June 25 marks a milestone. On this date in 1855, a treaty paved the way for what would become the state of Oregon, and land ownership as it exists today.
“This was the real story of the West,” said Louie Pitt Jr., director of government affairs and planning for the Confederated Tribes of Warm Springs.
Throughout history, the United States has signed hundreds of treaties with tribal nations across North America.
The Treaty of 1855 created the Warm Springs Reservation on a small fraction of the tribes’ original 10 million-acre territory. Oregon became a state in 1859, in part, by using that land.
“You watch on TV, the wild West, where you’ve got the black hat guys and the white hat guys having a showdown at high noon. ... No. The story of the West is very boring. It’s land. And the cutting up of land. The owners of 10 million acres here were the Warm Springs and Wasco tribes,” Pitt said.
In 1855, tribal leaders moved to the reservation, while retaining rights to fish, hunt and gather plants at their “usual and accustomed stations.” Pitt said that 166 years later, the provision remains an important legal tool to protect a way of life, and natural resources.

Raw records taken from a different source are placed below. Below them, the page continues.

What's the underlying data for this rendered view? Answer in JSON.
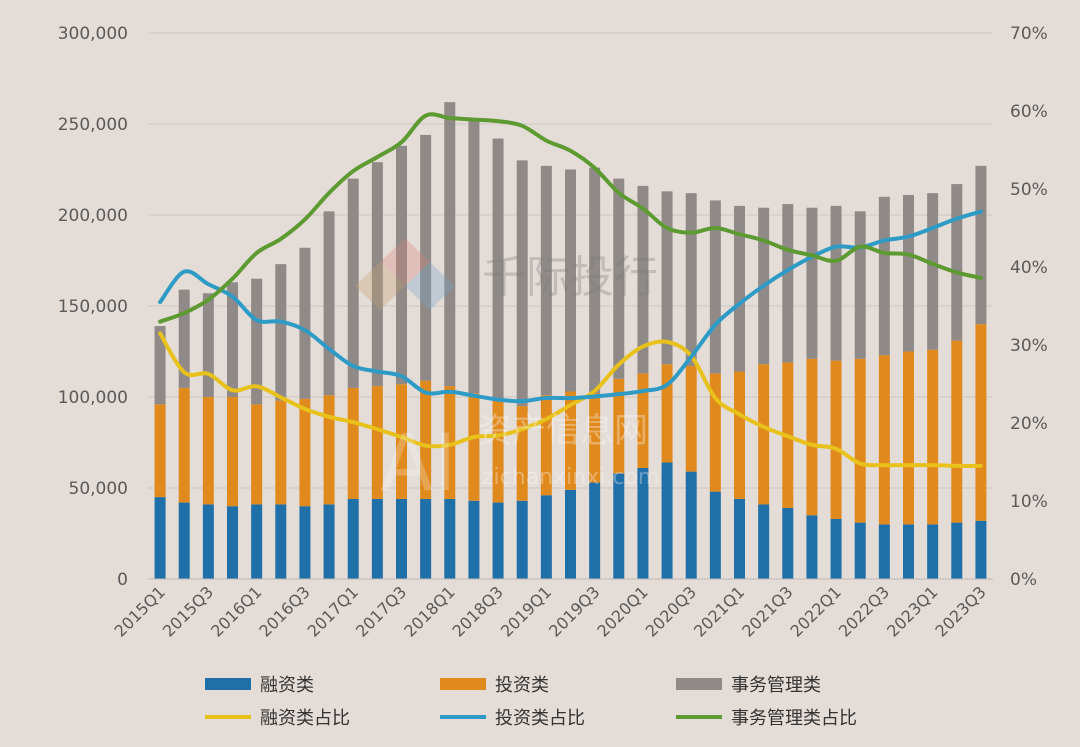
{
  "chart_data": {
    "type": "bar+line",
    "categories": [
      "2015Q1",
      "2015Q2",
      "2015Q3",
      "2015Q4",
      "2016Q1",
      "2016Q2",
      "2016Q3",
      "2016Q4",
      "2017Q1",
      "2017Q2",
      "2017Q3",
      "2017Q4",
      "2018Q1",
      "2018Q2",
      "2018Q3",
      "2018Q4",
      "2019Q1",
      "2019Q2",
      "2019Q3",
      "2019Q4",
      "2020Q1",
      "2020Q2",
      "2020Q3",
      "2020Q4",
      "2021Q1",
      "2021Q2",
      "2021Q3",
      "2021Q4",
      "2022Q1",
      "2022Q2",
      "2022Q3",
      "2022Q4",
      "2023Q1",
      "2023Q2",
      "2023Q3"
    ],
    "x_tick_labels": [
      "2015Q1",
      "2015Q3",
      "2016Q1",
      "2016Q3",
      "2017Q1",
      "2017Q3",
      "2018Q1",
      "2018Q3",
      "2019Q1",
      "2019Q3",
      "2020Q1",
      "2020Q3",
      "2021Q1",
      "2021Q3",
      "2022Q1",
      "2022Q3",
      "2023Q1",
      "2023Q3"
    ],
    "y_left": {
      "ticks": [
        "0",
        "50,000",
        "100,000",
        "150,000",
        "200,000",
        "250,000",
        "300,000"
      ],
      "ylim": [
        0,
        300000
      ]
    },
    "y_right": {
      "ticks": [
        "0%",
        "10%",
        "20%",
        "30%",
        "40%",
        "50%",
        "60%",
        "70%"
      ],
      "ylim": [
        0,
        70
      ]
    },
    "bar_series": [
      {
        "name": "融资类",
        "color": "#1f6fa8",
        "values": [
          45000,
          42000,
          41000,
          40000,
          41000,
          41000,
          40000,
          41000,
          44000,
          44000,
          44000,
          44000,
          44000,
          43000,
          42000,
          43000,
          46000,
          49000,
          53000,
          58000,
          61000,
          64000,
          59000,
          48000,
          44000,
          41000,
          39000,
          35000,
          33000,
          31000,
          30000,
          30000,
          30000,
          31000,
          32000
        ]
      },
      {
        "name": "投资类",
        "color": "#e08a1e",
        "values": [
          51000,
          63000,
          59000,
          60000,
          55000,
          57000,
          59000,
          60000,
          61000,
          62000,
          63000,
          65000,
          62000,
          59000,
          56000,
          52000,
          55000,
          54000,
          49000,
          52000,
          52000,
          54000,
          58000,
          65000,
          70000,
          77000,
          80000,
          86000,
          87000,
          90000,
          93000,
          95000,
          96000,
          100000,
          108000
        ]
      },
      {
        "name": "事务管理类",
        "color": "#8f8a87",
        "values": [
          43000,
          54000,
          57000,
          63000,
          69000,
          75000,
          83000,
          101000,
          115000,
          123000,
          131000,
          135000,
          156000,
          150000,
          144000,
          135000,
          126000,
          122000,
          124000,
          110000,
          103000,
          95000,
          95000,
          95000,
          91000,
          86000,
          87000,
          83000,
          85000,
          81000,
          87000,
          86000,
          86000,
          86000,
          87000
        ]
      }
    ],
    "line_series": [
      {
        "name": "融资类占比",
        "color": "#e8c11a",
        "values": [
          31.5,
          26.5,
          26.3,
          24.2,
          24.7,
          23.3,
          21.8,
          20.8,
          20.1,
          19.2,
          18.2,
          17.1,
          17.2,
          18.2,
          18.4,
          19.2,
          20.5,
          22.3,
          24.1,
          27.5,
          29.8,
          30.4,
          28.6,
          23.2,
          21.1,
          19.5,
          18.3,
          17.2,
          16.7,
          14.8,
          14.6,
          14.6,
          14.6,
          14.5,
          14.5
        ]
      },
      {
        "name": "投资类占比",
        "color": "#2e9bc6",
        "values": [
          35.5,
          39.4,
          37.8,
          36.2,
          33.2,
          33.0,
          31.9,
          29.5,
          27.3,
          26.6,
          26.0,
          23.9,
          24.0,
          23.5,
          23.0,
          22.8,
          23.2,
          23.2,
          23.4,
          23.7,
          24.1,
          24.9,
          28.5,
          32.6,
          35.3,
          37.6,
          39.6,
          41.3,
          42.6,
          42.5,
          43.4,
          43.9,
          45.0,
          46.2,
          47.1
        ]
      },
      {
        "name": "事务管理类占比",
        "color": "#5e9a32",
        "values": [
          33.0,
          34.1,
          35.8,
          38.5,
          41.8,
          43.6,
          46.1,
          49.5,
          52.3,
          54.1,
          56.0,
          59.4,
          59.1,
          58.9,
          58.7,
          58.1,
          56.2,
          54.9,
          52.7,
          49.5,
          47.5,
          45.0,
          44.4,
          45.0,
          44.2,
          43.4,
          42.2,
          41.5,
          40.8,
          42.6,
          41.8,
          41.6,
          40.4,
          39.3,
          38.6
        ]
      }
    ],
    "legend_position": "bottom",
    "grid": "horizontal"
  },
  "watermarks": {
    "brand_text": "千际投行",
    "site_text_cn": "资产信息网",
    "site_text_url": "zichanxinxi.com",
    "ai_mark": "AI"
  }
}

“Some species of salmon are at the lowest point they’ve ever been. Development all around us has taken up the root areas, the berry areas. … Recreation is always something that really adversely affects our right to get to places,” he said.
On the anniversary of the 1855 treaty, Pitt said, remembering the tribes’ history in the now state of Oregon is essential.
“Don’t forget. We gave them 10 million acres, 13 different counties, one sixth of Oregon,” Pitt said. “Isn’t that worth something?”